Isabelle hit the spiral staircase, her heart still hammering against her ribs like a trapped bird. She had to get out. She had to put distance between herself and that man.
The marble steps were slick. The cleaning crew had just mopped, leaving the surface shining like a mirror under the overhead lights. She was moving too fast, her steps clumsy and panicked.
At the turn, her right foot slipped on the wet marble. Her ankle twisted violently. A sharp, loud crack echoed up the stairwell — but it wasn't her bone. It was the strap of her custom-made shoe snapping under the strain. The entire shoe came loose from her foot and skidded across the step.
Isabelle pitched forward, her knee slamming into the hard step. Pain shot up her leg, but the adrenaline was stronger. She didn't have time for pain. She bent down and ripped the broken shoe off her foot.
She couldn't run in one shoe. She yanked the other one off, the delicate straps cutting into her fingers as she pulled. She grabbed both of them, her knuckles white around the expensive leather.
The marble was freezing against her bare soles. It was a shock to her system, but it grounded her. She bolted down the rest of the stairs, her feet slapping against the cold stone, sounding like a startled rabbit fleeing a predator.
Behind her, she heard the measured, deliberate click of leather soles on marble. Bennett was descending the stairs. He wasn't running. He was taking his time.
He paused at the landing where she had stumbled. His gaze dropped to the step. Sitting there, alone and glittering under the light, was a single diamond-encrusted shoe — the one she had dropped in her panic.

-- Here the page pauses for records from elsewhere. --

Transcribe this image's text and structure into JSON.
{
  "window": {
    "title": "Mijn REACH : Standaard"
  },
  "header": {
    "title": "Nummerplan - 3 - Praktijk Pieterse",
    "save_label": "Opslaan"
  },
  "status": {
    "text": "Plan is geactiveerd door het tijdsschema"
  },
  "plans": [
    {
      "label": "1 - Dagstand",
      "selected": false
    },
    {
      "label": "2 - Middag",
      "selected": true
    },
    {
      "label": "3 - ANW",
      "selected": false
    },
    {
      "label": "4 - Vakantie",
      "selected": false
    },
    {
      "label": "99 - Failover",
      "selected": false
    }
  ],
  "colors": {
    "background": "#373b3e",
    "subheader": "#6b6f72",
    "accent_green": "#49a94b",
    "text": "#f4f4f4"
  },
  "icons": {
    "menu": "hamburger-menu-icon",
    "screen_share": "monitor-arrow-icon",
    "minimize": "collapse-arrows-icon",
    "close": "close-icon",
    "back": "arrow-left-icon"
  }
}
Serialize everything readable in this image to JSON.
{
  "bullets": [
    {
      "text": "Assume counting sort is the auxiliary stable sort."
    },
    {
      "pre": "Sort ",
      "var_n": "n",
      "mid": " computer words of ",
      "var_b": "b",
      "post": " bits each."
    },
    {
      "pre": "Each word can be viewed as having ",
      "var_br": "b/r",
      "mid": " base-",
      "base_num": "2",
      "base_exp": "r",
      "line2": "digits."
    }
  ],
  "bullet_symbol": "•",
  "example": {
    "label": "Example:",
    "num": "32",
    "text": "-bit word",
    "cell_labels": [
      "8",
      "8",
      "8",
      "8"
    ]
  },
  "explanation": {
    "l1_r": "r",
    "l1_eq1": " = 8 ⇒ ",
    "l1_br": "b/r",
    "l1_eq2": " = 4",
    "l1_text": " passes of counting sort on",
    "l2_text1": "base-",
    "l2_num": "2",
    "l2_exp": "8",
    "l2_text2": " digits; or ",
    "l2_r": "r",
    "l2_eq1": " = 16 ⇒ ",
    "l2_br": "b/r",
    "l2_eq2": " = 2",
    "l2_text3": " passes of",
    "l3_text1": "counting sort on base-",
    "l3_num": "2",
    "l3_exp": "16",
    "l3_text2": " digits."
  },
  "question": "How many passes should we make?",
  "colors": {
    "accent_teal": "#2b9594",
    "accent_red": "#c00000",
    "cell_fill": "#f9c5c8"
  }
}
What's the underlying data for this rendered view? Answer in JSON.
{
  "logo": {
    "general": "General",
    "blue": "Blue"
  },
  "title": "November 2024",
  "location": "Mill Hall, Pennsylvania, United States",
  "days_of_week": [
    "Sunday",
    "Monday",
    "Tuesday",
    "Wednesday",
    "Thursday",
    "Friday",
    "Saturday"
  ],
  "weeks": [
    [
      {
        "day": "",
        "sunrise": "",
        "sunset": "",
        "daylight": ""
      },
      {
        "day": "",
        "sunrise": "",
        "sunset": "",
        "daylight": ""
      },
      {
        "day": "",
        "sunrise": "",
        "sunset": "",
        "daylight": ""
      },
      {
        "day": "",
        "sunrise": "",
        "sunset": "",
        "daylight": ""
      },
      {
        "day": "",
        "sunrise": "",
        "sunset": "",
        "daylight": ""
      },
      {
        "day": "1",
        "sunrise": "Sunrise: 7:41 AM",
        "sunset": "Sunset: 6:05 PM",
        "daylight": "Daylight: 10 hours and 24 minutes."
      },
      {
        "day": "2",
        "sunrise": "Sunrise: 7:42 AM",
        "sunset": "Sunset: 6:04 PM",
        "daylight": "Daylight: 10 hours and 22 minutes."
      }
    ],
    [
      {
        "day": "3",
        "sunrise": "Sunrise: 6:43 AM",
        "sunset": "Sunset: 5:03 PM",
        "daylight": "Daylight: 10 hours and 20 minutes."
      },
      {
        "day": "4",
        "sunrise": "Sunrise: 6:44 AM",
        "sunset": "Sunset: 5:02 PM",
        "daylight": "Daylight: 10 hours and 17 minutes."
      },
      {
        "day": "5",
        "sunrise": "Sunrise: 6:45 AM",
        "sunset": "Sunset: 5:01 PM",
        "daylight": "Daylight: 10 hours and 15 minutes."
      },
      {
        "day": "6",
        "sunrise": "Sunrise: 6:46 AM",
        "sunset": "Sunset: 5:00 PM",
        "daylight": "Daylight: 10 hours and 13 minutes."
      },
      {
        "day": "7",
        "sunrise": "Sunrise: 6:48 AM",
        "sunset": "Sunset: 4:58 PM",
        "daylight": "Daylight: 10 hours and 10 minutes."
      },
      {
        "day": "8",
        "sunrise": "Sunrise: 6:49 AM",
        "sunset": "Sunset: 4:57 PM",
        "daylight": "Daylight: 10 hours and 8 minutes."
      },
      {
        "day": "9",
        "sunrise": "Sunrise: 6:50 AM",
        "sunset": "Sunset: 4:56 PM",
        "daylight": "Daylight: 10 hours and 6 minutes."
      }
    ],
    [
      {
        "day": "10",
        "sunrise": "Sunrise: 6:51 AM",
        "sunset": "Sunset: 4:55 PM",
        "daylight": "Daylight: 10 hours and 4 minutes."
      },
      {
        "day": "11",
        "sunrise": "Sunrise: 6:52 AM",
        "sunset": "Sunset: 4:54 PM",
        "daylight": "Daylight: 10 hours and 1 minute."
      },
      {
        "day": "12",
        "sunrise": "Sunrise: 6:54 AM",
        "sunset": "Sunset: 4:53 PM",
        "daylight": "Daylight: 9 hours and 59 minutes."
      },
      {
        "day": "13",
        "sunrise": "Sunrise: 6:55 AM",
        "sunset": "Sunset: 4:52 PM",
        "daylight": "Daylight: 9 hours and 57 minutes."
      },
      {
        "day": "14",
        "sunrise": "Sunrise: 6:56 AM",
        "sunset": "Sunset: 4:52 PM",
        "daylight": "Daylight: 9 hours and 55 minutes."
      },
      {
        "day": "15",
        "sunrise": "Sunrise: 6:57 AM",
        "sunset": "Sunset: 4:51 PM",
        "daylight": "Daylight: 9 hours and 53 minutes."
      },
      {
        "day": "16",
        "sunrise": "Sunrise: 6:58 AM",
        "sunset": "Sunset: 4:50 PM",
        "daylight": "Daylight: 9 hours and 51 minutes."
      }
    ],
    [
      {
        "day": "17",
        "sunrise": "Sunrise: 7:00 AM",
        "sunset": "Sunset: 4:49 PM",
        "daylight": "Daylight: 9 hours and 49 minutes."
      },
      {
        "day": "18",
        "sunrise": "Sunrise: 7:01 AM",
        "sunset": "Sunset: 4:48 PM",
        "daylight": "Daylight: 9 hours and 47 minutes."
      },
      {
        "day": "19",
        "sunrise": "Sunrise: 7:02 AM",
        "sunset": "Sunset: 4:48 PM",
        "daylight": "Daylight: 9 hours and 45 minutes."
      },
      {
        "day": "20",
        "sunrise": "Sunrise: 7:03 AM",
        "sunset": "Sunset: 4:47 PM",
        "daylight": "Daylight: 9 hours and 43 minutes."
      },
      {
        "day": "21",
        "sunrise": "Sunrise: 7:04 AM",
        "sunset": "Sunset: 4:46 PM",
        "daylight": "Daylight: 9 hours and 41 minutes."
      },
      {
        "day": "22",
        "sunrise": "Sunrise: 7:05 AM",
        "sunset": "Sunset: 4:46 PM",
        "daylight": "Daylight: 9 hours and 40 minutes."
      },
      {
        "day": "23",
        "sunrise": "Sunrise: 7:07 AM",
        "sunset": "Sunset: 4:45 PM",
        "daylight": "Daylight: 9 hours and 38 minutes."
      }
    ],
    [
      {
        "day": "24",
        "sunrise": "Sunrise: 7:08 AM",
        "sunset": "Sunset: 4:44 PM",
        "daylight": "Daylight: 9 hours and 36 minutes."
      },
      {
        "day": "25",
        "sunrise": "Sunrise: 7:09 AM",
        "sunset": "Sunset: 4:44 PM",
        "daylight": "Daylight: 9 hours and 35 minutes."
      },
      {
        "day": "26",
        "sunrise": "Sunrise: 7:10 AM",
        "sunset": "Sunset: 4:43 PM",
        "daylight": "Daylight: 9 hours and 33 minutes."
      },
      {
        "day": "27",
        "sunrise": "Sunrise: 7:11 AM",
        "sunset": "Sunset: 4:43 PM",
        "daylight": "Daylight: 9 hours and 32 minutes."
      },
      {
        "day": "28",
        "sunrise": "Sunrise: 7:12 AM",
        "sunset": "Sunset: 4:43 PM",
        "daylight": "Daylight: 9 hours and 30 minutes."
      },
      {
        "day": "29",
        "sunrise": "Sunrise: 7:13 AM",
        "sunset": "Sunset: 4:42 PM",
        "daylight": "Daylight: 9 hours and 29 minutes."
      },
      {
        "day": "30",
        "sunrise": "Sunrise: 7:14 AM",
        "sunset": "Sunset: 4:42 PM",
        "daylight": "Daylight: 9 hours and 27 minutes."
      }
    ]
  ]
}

Bennett stopped. He bent down and picked it up. It was exquisite craftsmanship. His thumb brushed over the inner sole, finding a line of tiny, engraved text. A custom signature. His expression shifted, his eyes unreadable pools of black. A flicker of a predatory smile touched his lips before vanishing. The game was just beginning.
Inside the banquet hall, Eleanor Caldwell was holding court with a group of clients. Her smile was tight, her eyes sharp. Isabelle slipped in through a side door, keeping her back to the wall. She just needed her coat. Then she could disappear.
Suddenly, the main doors swung open. Bennett's tall frame filled the doorway. The room went quiet for a split second. Every head turned. Every eye locked onto the new capital representative.
Bennett ignored the stares. His gaze swept across the room once — slow, deliberate — as if searching for something. Or someone. Then, without a word to anyone, he turned and walked back out, the diamond-encrusted shoe hidden in the pocket of his overcoat.
A murmur rippled through the crowd. "What was that about?" someone whispered.
Eleanor frowned, confused by the brief, unexplained appearance. But the moment passed, and the party resumed its buzz.
Isabelle pressed her spine against the cold pillar, her heart hammering. He hadn't given the shoe to anyone. He had kept it. And that was far more terrifying.
She waited until the crowd shifted, their attention moving back to the bar. Then she bolted. She dashed out the hotel's side entrance, the cold pavement biting into her bare feet. She swore to herself, right there on the sidewalk, that she would erase every trace of tonight.